Performance Issues

The following is a list of possible performance issues you may encounter.

When I run tens of jobs simultaneously, OpCenter performance is fine, but when I run hundreds of jobs simultaneously, OpCenter performance slows to unacceptable levels. Why?

This is an indication of insufficient resources. Check the following items.

Enter float config get scheduler.jobExecutorLimit to make sure the value is large enough to serve the requests
Use the "OpCenter Watcher" in the web interface to determine where the bottlenecks are (CPU, memory, IOPS, network, and so on)
Inspect opcenter.log to see whether any quota limits are reached

My Nextflow pipeline kicks off a large number of jobs that use the same container image. The jobs are slow to start. Why?

There may be several causes. If the container image is large (1GB or more), it can take several minutes to load from the image repository. Consider using a volume snapshot to cache a copy of the image. If the jobs are running on popular instance types in a busy CSP region, new jobs can be slow to start because the OpCenter must go through an extended process to find an available instance that meets the requirements. Consider changing the instance requirements in the pipeline or move the pipeline to a different region.

My job uses a large data set as input and it takes a long time to load. How can I speed things up?

Cloud-based object storage services, such as AWS S3, offer large capacity but relatively slow access speeds. Consider pre-staging the data on a high-performance local resource such as existing block storage device or an NFS server.

My pipeline jobs incur frequent reads and writes of data on AWS S3, and s3fs becomes extremely slow. How can I improve I/O performance?

Consider a high-performance distributed file system such as JuiceFS or Lustre, which can use S3 as the underlying data store.

My job incurs a lot of small file reads from, and writes to, a distributed file system. Performance is way below the advertised rates. How can I improve file system performance?

High-performance distributed file system, such as JuiceFS, use caching technology to improve read-write performance. Consider tuning caching parameters for your environment, for example, writing of large files. For high volumes of small file writes, consider turning on write-back caching.

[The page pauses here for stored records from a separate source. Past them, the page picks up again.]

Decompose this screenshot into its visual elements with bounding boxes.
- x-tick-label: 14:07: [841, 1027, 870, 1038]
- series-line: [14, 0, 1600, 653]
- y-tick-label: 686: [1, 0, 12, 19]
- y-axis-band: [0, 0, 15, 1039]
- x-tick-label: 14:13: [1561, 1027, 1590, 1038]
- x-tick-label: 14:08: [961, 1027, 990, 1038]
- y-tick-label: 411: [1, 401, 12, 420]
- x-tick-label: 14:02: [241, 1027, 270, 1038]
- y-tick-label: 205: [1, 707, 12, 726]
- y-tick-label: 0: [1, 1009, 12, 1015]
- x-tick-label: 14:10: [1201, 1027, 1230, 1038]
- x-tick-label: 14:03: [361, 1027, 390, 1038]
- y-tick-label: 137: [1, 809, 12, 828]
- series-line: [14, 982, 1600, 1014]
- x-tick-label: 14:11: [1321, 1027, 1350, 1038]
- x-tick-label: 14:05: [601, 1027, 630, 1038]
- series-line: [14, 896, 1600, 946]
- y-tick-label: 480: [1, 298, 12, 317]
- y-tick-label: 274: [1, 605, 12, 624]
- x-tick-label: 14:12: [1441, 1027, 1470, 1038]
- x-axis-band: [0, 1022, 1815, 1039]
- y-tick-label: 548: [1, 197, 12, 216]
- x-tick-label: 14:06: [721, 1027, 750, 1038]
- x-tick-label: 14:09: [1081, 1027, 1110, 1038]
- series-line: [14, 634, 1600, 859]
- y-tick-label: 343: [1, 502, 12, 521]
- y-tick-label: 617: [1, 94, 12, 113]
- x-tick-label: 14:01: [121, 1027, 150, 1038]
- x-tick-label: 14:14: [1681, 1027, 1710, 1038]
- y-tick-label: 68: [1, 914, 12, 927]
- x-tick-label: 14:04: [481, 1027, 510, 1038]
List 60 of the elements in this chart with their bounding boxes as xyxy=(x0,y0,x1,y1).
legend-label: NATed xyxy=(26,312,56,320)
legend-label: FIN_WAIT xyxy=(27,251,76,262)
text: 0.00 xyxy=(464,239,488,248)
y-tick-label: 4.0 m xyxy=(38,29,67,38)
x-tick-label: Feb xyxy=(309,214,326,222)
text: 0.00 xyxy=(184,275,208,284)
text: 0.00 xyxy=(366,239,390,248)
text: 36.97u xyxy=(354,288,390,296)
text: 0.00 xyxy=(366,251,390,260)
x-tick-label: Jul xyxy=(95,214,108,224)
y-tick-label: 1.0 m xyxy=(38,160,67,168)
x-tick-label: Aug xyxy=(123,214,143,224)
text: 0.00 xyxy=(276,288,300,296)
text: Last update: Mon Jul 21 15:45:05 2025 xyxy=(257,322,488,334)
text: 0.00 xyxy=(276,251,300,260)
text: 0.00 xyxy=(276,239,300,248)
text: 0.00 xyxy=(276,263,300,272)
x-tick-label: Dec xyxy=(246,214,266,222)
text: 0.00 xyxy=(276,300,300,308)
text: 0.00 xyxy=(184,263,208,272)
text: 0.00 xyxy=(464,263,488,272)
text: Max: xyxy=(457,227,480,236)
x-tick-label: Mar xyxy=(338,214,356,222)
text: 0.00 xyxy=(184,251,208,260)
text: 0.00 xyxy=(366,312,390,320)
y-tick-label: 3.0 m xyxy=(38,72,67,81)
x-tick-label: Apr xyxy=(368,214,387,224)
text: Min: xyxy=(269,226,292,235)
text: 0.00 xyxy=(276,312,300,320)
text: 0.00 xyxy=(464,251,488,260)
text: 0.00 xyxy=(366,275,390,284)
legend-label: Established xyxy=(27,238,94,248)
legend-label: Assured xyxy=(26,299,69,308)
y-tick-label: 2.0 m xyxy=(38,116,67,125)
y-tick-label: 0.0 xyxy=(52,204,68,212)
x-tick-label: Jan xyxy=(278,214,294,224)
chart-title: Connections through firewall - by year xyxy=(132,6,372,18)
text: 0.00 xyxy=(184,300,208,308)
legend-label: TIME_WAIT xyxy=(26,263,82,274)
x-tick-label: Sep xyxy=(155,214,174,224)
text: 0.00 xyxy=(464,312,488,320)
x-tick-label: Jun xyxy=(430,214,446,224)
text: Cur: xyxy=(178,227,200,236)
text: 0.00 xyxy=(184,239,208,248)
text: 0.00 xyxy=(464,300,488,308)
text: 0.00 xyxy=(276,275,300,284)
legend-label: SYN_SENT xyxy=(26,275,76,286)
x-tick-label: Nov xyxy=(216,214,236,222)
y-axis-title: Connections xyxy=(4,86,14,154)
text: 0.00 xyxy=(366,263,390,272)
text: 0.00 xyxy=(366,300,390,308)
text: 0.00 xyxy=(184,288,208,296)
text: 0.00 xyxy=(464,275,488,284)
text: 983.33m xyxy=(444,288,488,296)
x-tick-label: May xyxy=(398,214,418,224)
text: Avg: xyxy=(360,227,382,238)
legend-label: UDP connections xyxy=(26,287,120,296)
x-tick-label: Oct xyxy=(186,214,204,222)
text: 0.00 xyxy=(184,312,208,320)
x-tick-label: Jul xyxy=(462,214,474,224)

When I scale my computational pipeline from a hundred to several hundred simultaneous jobs, the pipeline sometimes fails. Why?

AWS imposes Service Quotas on your account that impose limits on the resources allowed at any given time. Increase your account's Service Quotas.

I use an allow list to constrain the VM instance types, but sometimes jobs are slow to start. Why?

If the allow list overly constrains the allowed instance types and the OpCenter runs in a busy region, availability of spot instances that meet the constraints can be low. Loosen the constraints of the allow list or use an OpCenter in a different region.